No tenía palabras. Ser un guerrero del Todo y Único, no pedir nada y no poseer nada, proteger al Niño Perdido y obedecer al Padre Sabio, convertir mente y cuerpo en un instrumento del Camino Verdadero, eso era todo lo que quería en la vida. No deseaba ser un maestro: ese era el sueño de su padre para él, pero no el suyo propio. ¿Qué sabía su padre de su naturaleza cuando le puso aquel nombre? ¿Cómo podía leer en el corazón de un recién nacido? Claro que no era en el corazón del recién nacido en el que había leído, sino en el suyo.

—¡Deja que lo intente! ¡Por favor!

—Los nomanos nunca te aceptarán —adujo su padre sujetándole el brazo con más fuerza aún—. Tú tienes otro camino en la vida. No te atormentes con lo que jamás podrá ser.

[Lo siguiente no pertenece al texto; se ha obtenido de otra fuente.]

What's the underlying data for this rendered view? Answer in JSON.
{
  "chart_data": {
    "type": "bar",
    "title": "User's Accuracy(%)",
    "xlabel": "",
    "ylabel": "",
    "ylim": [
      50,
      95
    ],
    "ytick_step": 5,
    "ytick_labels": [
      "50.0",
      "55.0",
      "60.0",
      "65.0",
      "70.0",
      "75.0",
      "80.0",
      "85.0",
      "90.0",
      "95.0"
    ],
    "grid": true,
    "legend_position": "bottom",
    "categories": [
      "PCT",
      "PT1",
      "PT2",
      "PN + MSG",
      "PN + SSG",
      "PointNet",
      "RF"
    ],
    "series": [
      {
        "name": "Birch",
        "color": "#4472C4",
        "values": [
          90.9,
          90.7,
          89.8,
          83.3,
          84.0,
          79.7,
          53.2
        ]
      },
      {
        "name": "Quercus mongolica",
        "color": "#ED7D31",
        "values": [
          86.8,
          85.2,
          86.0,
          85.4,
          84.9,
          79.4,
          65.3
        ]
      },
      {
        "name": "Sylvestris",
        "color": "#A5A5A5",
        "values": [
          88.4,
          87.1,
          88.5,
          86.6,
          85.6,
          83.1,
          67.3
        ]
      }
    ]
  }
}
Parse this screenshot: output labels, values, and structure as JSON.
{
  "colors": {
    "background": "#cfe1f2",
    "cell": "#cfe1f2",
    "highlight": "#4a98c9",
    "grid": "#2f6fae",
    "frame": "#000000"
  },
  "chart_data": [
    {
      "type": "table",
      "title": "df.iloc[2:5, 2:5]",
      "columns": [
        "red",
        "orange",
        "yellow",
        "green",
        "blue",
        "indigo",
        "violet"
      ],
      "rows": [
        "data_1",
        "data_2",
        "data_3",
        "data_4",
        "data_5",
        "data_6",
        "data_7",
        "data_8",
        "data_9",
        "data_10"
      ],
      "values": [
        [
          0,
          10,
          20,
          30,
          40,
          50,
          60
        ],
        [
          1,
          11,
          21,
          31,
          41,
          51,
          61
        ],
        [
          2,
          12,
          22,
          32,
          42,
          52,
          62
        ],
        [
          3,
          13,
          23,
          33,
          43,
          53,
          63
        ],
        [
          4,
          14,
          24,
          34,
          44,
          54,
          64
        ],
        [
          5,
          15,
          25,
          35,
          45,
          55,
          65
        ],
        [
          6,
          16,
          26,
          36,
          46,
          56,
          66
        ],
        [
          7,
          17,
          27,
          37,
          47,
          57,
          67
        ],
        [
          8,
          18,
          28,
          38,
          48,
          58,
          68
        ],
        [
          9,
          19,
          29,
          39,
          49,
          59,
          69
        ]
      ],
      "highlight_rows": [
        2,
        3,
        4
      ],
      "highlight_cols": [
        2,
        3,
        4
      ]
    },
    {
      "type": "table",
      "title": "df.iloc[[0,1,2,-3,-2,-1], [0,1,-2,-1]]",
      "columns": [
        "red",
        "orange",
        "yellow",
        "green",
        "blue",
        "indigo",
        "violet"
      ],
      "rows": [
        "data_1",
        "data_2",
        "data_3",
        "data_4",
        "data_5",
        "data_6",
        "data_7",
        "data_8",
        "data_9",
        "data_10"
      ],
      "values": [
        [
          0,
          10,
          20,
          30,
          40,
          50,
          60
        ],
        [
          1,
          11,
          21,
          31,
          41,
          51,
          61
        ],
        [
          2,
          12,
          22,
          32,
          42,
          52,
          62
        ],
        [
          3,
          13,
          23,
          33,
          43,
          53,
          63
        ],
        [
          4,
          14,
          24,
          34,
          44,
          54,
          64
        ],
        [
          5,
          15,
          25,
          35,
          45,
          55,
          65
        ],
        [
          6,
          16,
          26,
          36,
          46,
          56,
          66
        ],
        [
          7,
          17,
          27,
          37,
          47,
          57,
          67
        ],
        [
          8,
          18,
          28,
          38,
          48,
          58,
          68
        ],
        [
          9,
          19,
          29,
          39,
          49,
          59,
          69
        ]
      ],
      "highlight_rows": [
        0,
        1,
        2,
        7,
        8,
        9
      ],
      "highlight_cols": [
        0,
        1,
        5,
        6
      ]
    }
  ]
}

Su mirada firme, inflexible, se volvió hacia la plaza atestada para seguir a Resplandor hasta que se perdió de vista.

Estrella Matutina también estaba observando la partida del exiliado. No entendía demasiado bien lo que estaba pasando, pero por los colores que reverberaban en torno a él —azul y violeta— comprendió que soportaba un gran dolor. Seguía esperando que alguien le tendiera la mano, que lo llamara, que le dijera alguna palabra de despedida, que rompiera el cruel silencio, pero no se elevó ninguna voz.

Una vez que Resplandor se hubo marchado, y viendo que la Congregación seguía con sus asuntos, una segunda figura se separó sigilosa de la muchedumbre y se dirigió hacia los escalones. Soren Similin ya había visto bastante. Había encontrado a su hombre.